Elles ont pour but de ne pas laisser le cocontractant
à la merci du syndic ou du débiteur assisté lorsque
ceux-ci ne s'exécutent pas. Le cocontractant dispose de trois moyens de
protection:
· L'exception d'inexécution ou le droit de
rétention;
· Il peut également mettre fin au contrat en
demandant la résolution du contrat ;
· Aux termes de cette résolution, des dommages et
intérêts peuvent lui être octroyés.
1 - L'exception d'inexécution
Elle résulte d'une transposition en droit commercial
de ce principe qui existe en droit civil. C'est un moyen offert au
cocontractant en présence d'un contrat synallagmatique dans lequel,
chaque partie s'est engagée en vue d'obtenir de l'autre,
l'exécution de la contre prestation promise en retour. L'obligation de
l'un ayant sa cause dans celle de l'autre, si l'un des cocontractants ne
remplit pas ses engagements, le but poursuivi par l'autre partie ne peut plus
être atteint et, par conséquent, son obligation devient sans
cause.
Dans les contrats synallagmatiques, les deux obligations
doivent être exécutées simultanément, trait pour
trait72. Chacune des parties n'est en droit
72 Jean Carbonnier, Les obligations, T., 4,
Thémis, Droit, P. U. F., page 304, n° 84
d'exiger la prestation qui lui est due, qu'autant qu'elle offre
d'exécuter la sienne.
Ainsi, le syndic ou le débiteur assisté ne
peuvent exiger la prestation à eux due, que s'ils exécutent la
leur. Réciproquement, le cocontractant peut se refuser à
exécuter sa prestation tant que son partenaire n'offre pas lui
même d'exécuter la sienne. Ce refus se manifestera par une
exception, (au sens procédural du terme, l'exception de contrat non
accompli) conséquence de l'interdépendance des obligations dans
les contrats synallagmatiques
Ce principe a une origine jurisprudentielle. Cependant, il a
été codifié par le projet OHADA dans son article 108 al 2
qui stipule que, "lorsque le contrat est synallagmatique et que le syndic n'a
pas fourni la prestation promise, l'autre partie peut soulever l'exception
d'inexécution".
Cette exception d'inexécution n'entraîne qu'un
ajournement de l'exécution des obligations et non leur disparition; de
sorte que si le syndic s'exécute, le contrat reprendra son cours normal.

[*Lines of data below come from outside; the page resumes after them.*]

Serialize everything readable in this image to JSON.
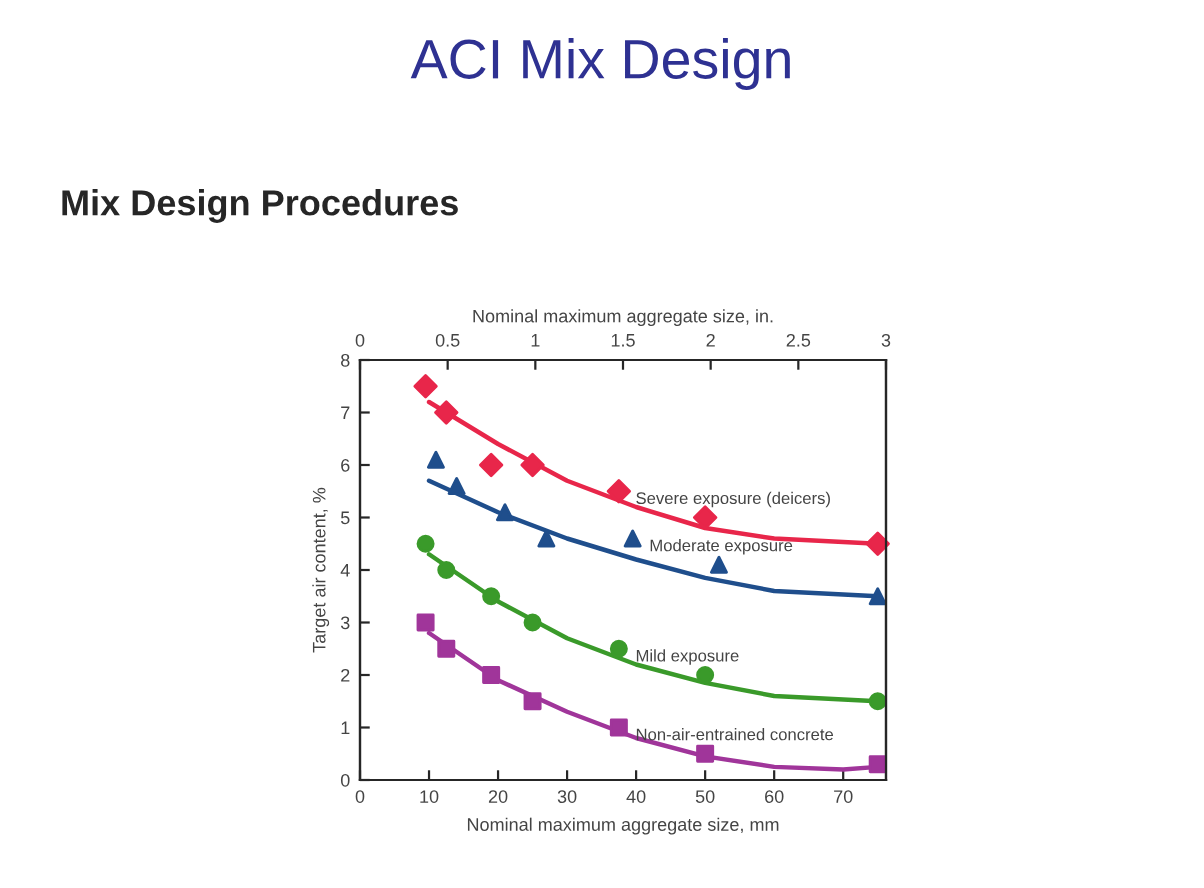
{
  "chart_data": {
    "type": "scatter",
    "title": "ACI Mix Design",
    "subtitle": "Mix Design Procedures",
    "xlabel": "Nominal maximum aggregate size, mm",
    "x2label": "Nominal maximum aggregate size, in.",
    "ylabel": "Target air content, %",
    "xlim": [
      0,
      76.2
    ],
    "xticks": [
      0,
      10,
      20,
      30,
      40,
      50,
      60,
      70
    ],
    "x2lim": [
      0,
      3
    ],
    "x2ticks": [
      0,
      0.5,
      1,
      1.5,
      2,
      2.5,
      3
    ],
    "ylim": [
      0,
      8
    ],
    "yticks": [
      0,
      1,
      2,
      3,
      4,
      5,
      6,
      7,
      8
    ],
    "grid": false,
    "series": [
      {
        "name": "Severe exposure (deicers)",
        "marker": "diamond",
        "color": "#e8264a",
        "x": [
          9.5,
          12.5,
          19,
          25,
          37.5,
          50,
          75
        ],
        "values": [
          7.5,
          7,
          6,
          6,
          5.5,
          5,
          4.5
        ]
      },
      {
        "name": "Moderate exposure",
        "marker": "triangle",
        "color": "#1f4e8c",
        "x": [
          11,
          14,
          21,
          27,
          39.5,
          52,
          75
        ],
        "values": [
          6.1,
          5.6,
          5.1,
          4.6,
          4.6,
          4.1,
          3.5
        ]
      },
      {
        "name": "Mild exposure",
        "marker": "circle",
        "color": "#3a9a2a",
        "x": [
          9.5,
          12.5,
          19,
          25,
          37.5,
          50,
          75
        ],
        "values": [
          4.5,
          4,
          3.5,
          3,
          2.5,
          2,
          1.5
        ]
      },
      {
        "name": "Non-air-entrained concrete",
        "marker": "square",
        "color": "#a0359a",
        "x": [
          9.5,
          12.5,
          19,
          25,
          37.5,
          50,
          75
        ],
        "values": [
          3,
          2.5,
          2,
          1.5,
          1,
          0.5,
          0.3
        ]
      },
      {
        "type": "line",
        "color": "#e8264a",
        "x": [
          10,
          20,
          30,
          40,
          50,
          60,
          75
        ],
        "values": [
          7.2,
          6.4,
          5.7,
          5.2,
          4.8,
          4.6,
          4.5
        ]
      },
      {
        "type": "line",
        "color": "#1f4e8c",
        "x": [
          10,
          20,
          30,
          40,
          50,
          60,
          75
        ],
        "values": [
          5.7,
          5.1,
          4.6,
          4.2,
          3.85,
          3.6,
          3.5
        ]
      },
      {
        "type": "line",
        "color": "#3a9a2a",
        "x": [
          10,
          20,
          30,
          40,
          50,
          60,
          75
        ],
        "values": [
          4.3,
          3.4,
          2.7,
          2.2,
          1.85,
          1.6,
          1.5
        ]
      },
      {
        "type": "line",
        "color": "#a0359a",
        "x": [
          10,
          20,
          30,
          40,
          50,
          60,
          70,
          75
        ],
        "values": [
          2.8,
          1.9,
          1.3,
          0.8,
          0.45,
          0.25,
          0.2,
          0.25
        ]
      }
    ]
  }
}
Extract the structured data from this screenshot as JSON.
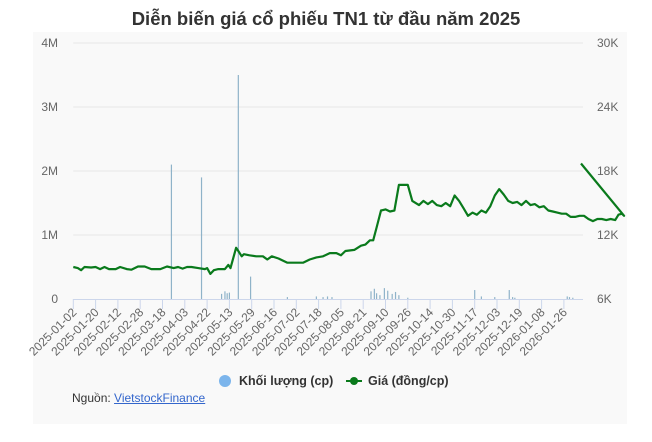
{
  "title": "Diễn biến giá cổ phiếu TN1 từ đầu năm 2025",
  "legend": {
    "volume_label": "Khối lượng (cp)",
    "price_label": "Giá (đồng/cp)"
  },
  "source": {
    "prefix": "Nguồn:",
    "link_text": "VietstockFinance"
  },
  "colors": {
    "price_line": "#0a7a1c",
    "volume_bar": "#7cb5ec",
    "grid": "#e6e6e6",
    "card_bg": "#f9f9f9"
  },
  "chart_data": {
    "type": "line+bar",
    "title": "Diễn biến giá cổ phiếu TN1 từ đầu năm 2025",
    "xlabel": "",
    "ylabel_left": "Khối lượng (cp)",
    "ylabel_right": "Giá (đồng/cp)",
    "y_left_ticks": [
      "0",
      "1M",
      "2M",
      "3M",
      "4M"
    ],
    "y_left_range": [
      0,
      4000000
    ],
    "y_right_ticks": [
      "6K",
      "12K",
      "18K",
      "24K",
      "30K"
    ],
    "y_right_range": [
      6000,
      30000
    ],
    "grid": true,
    "legend_position": "bottom",
    "x_tick_labels": [
      "2025-01-02",
      "2025-01-20",
      "2025-02-12",
      "2025-02-28",
      "2025-03-18",
      "2025-04-03",
      "2025-04-22",
      "2025-05-13",
      "2025-05-29",
      "2025-06-16",
      "2025-07-02",
      "2025-07-18",
      "2025-08-05",
      "2025-08-21",
      "2025-09-10",
      "2025-09-26",
      "2025-10-14",
      "2025-10-30",
      "2025-11-17",
      "2025-12-03",
      "2025-12-19",
      "2026-01-08",
      "2026-01-26"
    ],
    "series": [
      {
        "name": "Giá (đồng/cp)",
        "type": "line",
        "axis": "right",
        "points_idx_price": [
          [
            0.0,
            9000
          ],
          [
            0.2,
            8900
          ],
          [
            0.35,
            8700
          ],
          [
            0.5,
            9000
          ],
          [
            0.8,
            8950
          ],
          [
            1.0,
            9000
          ],
          [
            1.2,
            8800
          ],
          [
            1.4,
            9000
          ],
          [
            1.6,
            8800
          ],
          [
            1.9,
            8800
          ],
          [
            2.1,
            9000
          ],
          [
            2.4,
            8800
          ],
          [
            2.6,
            8750
          ],
          [
            2.9,
            9050
          ],
          [
            3.2,
            9050
          ],
          [
            3.5,
            8800
          ],
          [
            3.9,
            8800
          ],
          [
            4.2,
            9050
          ],
          [
            4.5,
            8900
          ],
          [
            4.7,
            9000
          ],
          [
            4.9,
            8850
          ],
          [
            5.1,
            9000
          ],
          [
            5.3,
            9000
          ],
          [
            5.6,
            8900
          ],
          [
            5.9,
            8800
          ],
          [
            6.0,
            8900
          ],
          [
            6.15,
            8350
          ],
          [
            6.3,
            8700
          ],
          [
            6.5,
            8800
          ],
          [
            6.8,
            8800
          ],
          [
            6.95,
            9200
          ],
          [
            7.05,
            8900
          ],
          [
            7.3,
            10800
          ],
          [
            7.4,
            10500
          ],
          [
            7.55,
            10000
          ],
          [
            7.65,
            10200
          ],
          [
            7.9,
            10100
          ],
          [
            8.2,
            10000
          ],
          [
            8.5,
            10000
          ],
          [
            8.7,
            9700
          ],
          [
            8.9,
            10000
          ],
          [
            9.2,
            9800
          ],
          [
            9.4,
            9600
          ],
          [
            9.6,
            9400
          ],
          [
            10.0,
            9400
          ],
          [
            10.3,
            9400
          ],
          [
            10.6,
            9700
          ],
          [
            10.9,
            9900
          ],
          [
            11.2,
            10000
          ],
          [
            11.5,
            10300
          ],
          [
            11.8,
            10300
          ],
          [
            12.0,
            10100
          ],
          [
            12.2,
            10500
          ],
          [
            12.6,
            10600
          ],
          [
            12.9,
            11000
          ],
          [
            13.1,
            11100
          ],
          [
            13.3,
            11500
          ],
          [
            13.45,
            11500
          ],
          [
            13.6,
            12700
          ],
          [
            13.8,
            14300
          ],
          [
            14.0,
            14400
          ],
          [
            14.2,
            14200
          ],
          [
            14.4,
            14300
          ],
          [
            14.6,
            16700
          ],
          [
            14.8,
            16700
          ],
          [
            15.0,
            16700
          ],
          [
            15.2,
            15200
          ],
          [
            15.5,
            14800
          ],
          [
            15.7,
            15200
          ],
          [
            15.9,
            14900
          ],
          [
            16.1,
            15200
          ],
          [
            16.3,
            14800
          ],
          [
            16.5,
            14700
          ],
          [
            16.7,
            15000
          ],
          [
            16.9,
            14700
          ],
          [
            17.1,
            15700
          ],
          [
            17.3,
            15200
          ],
          [
            17.5,
            14500
          ],
          [
            17.7,
            13800
          ],
          [
            17.9,
            14100
          ],
          [
            18.1,
            13900
          ],
          [
            18.3,
            14300
          ],
          [
            18.5,
            14100
          ],
          [
            18.7,
            14700
          ],
          [
            18.9,
            15700
          ],
          [
            19.1,
            16300
          ],
          [
            19.3,
            15800
          ],
          [
            19.5,
            15200
          ],
          [
            19.7,
            15000
          ],
          [
            19.9,
            15100
          ],
          [
            20.1,
            14800
          ],
          [
            20.3,
            15200
          ],
          [
            20.5,
            14800
          ],
          [
            20.7,
            14900
          ],
          [
            20.9,
            14600
          ],
          [
            21.1,
            14700
          ],
          [
            21.3,
            14300
          ],
          [
            21.5,
            14200
          ],
          [
            21.7,
            14100
          ],
          [
            21.9,
            14000
          ],
          [
            22.1,
            14000
          ],
          [
            22.3,
            13700
          ],
          [
            22.5,
            13700
          ],
          [
            22.7,
            13800
          ],
          [
            22.9,
            13800
          ],
          [
            23.1,
            13500
          ],
          [
            23.3,
            13300
          ],
          [
            23.5,
            13500
          ],
          [
            23.7,
            13500
          ],
          [
            23.9,
            13400
          ],
          [
            24.1,
            13500
          ],
          [
            24.3,
            13400
          ],
          [
            24.45,
            13900
          ],
          [
            24.6,
            14000
          ],
          [
            24.7,
            13800
          ]
        ]
      },
      {
        "name": "Khối lượng (cp)",
        "type": "bar",
        "axis": "left",
        "bars_idx_volume": [
          [
            4.4,
            2100000
          ],
          [
            5.75,
            1900000
          ],
          [
            6.65,
            80000
          ],
          [
            6.8,
            120000
          ],
          [
            6.9,
            90000
          ],
          [
            7.0,
            100000
          ],
          [
            7.4,
            3500000
          ],
          [
            7.95,
            350000
          ],
          [
            9.6,
            30000
          ],
          [
            10.9,
            40000
          ],
          [
            11.2,
            30000
          ],
          [
            11.4,
            40000
          ],
          [
            11.6,
            30000
          ],
          [
            13.35,
            120000
          ],
          [
            13.5,
            160000
          ],
          [
            13.6,
            90000
          ],
          [
            13.75,
            60000
          ],
          [
            13.95,
            170000
          ],
          [
            14.1,
            130000
          ],
          [
            14.3,
            80000
          ],
          [
            14.45,
            110000
          ],
          [
            14.6,
            60000
          ],
          [
            15.0,
            20000
          ],
          [
            18.0,
            140000
          ],
          [
            18.3,
            40000
          ],
          [
            18.9,
            30000
          ],
          [
            19.55,
            140000
          ],
          [
            19.7,
            30000
          ],
          [
            19.8,
            20000
          ],
          [
            22.15,
            40000
          ],
          [
            22.25,
            30000
          ],
          [
            22.4,
            20000
          ]
        ]
      }
    ]
  }
}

Lorsque l'obligation du cocontractant a pour objet la livraison d'une chose,
l'exception se traduit par l'exercice du droit de rétention. Par
exemple, le vendeur peut refuser de livrer la marchandise puisque
l'acquéreur en état de cessation des paiements ne peut payer le
prix. Le cocontractant usant du droit de rétention ne peut vendre
l'objet retenu.
Au lieu de soulever cette exception, le cocontractant peut
préférer sortir de ce contrat qui bat de l'aile et le faire
disparaître définitivement. Aussi l'article 1184 du code civil lui
ouvre-t-il une action en justice aux fins de résolution.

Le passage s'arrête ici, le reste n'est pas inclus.